Além disso, estudos apontam que o risco de sinéquias uterinas (aderências intrauterinas que podem comprometer a fertilidade futura) é significativamente menor com AMIU, especialmente quando comparada a curetagens repetidas ou realizadas com técnica agressiva.
Quando a curetagem ainda é indicada?
Apesar de seus riscos, a curetagem ainda pode ter papel em situações específicas:
- Hemorragia uterina grave que exige intervenção imediata
- Presença de restos placentários firmemente aderidos ou suspeita de infecção uterina
- Quando a AMIU não está disponível
- Casos onde o conteúdo uterino é muito volumoso, dificultando aspiração com cânula (embora isso seja raro no primeiro trimestre)
Mesmo nesses casos, a técnica deve ser realizada com extremo cuidado, por profissionais experientes, e com consentimento informado da mulher.
E quanto ao impacto emocional e à humanização do cuidado?
Para muitas mulheres, o processo de perda gestacional é profundamente doloroso. O modo como o esvaziamento uterino é conduzido pode deixar marcas — físicas e emocionais.
Estudos qualitativos mostram que mulheres submetidas à AMIU relatam menor sofrimento emocional, mais privacidade, menor dor física e maior sensação de protagonismo quando comparadas àquelas submetidas à curetagem.

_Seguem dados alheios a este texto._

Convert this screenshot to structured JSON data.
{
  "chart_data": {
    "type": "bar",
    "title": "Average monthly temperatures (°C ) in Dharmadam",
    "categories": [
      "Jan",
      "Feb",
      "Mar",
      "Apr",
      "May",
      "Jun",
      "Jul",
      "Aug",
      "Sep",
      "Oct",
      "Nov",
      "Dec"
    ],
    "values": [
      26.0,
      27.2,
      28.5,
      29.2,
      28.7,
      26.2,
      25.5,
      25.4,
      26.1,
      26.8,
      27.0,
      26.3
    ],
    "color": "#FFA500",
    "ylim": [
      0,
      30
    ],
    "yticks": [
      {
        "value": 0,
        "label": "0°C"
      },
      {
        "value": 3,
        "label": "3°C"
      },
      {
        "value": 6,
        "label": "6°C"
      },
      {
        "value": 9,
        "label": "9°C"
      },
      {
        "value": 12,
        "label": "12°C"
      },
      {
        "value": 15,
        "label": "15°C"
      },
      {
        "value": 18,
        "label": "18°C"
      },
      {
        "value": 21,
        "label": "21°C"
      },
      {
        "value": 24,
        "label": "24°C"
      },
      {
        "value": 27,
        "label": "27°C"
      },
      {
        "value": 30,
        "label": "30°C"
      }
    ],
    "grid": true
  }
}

Portanto, oferecer a AMIU como opção preferencial é também um gesto de humanização, de cuidado respeitoso e centrado na mulher.
Conclusão: a ciência é clara — AMIU é o método preferencial
A escolha entre AMIU e curetagem deve sempre levar em consideração a condição clínica da mulher, sua preferência, o contexto de atendimento e a disponibilidade dos recursos.
No entanto, as evidências científicas e as recomendações das principais instituições de saúde são claras: a AMIU é mais segura, menos invasiva e oferece melhor experiência para a mulher. É, portanto, a melhor escolha na maioria dos casos de perda gestacional no primeiro trimestre.
Hemmerson Henrique Magioni, Médico Obstetra, Fundador e Diretor Técnico do Instituto Nascer – CRM-MG 34455
Referências científicas
- WHO. Clinical practice handbook for safe abortion. Geneva: World Health Organization; 2022.
- ACOG Practice Bulletin No. 200. Early Pregnancy Loss. Obstetrics & Gynecology. 2018.
- Cochrane Database of Systematic Reviews. Surgical interventions for incomplete miscarriage. 2015.
- Royal College of Obstetricians and Gynaecologists (RCOG). The Management of Early Pregnancy Loss. Green-top Guideline No. 25. 2022.
- UpToDate. Surgical management of early pregnancy loss. 2024.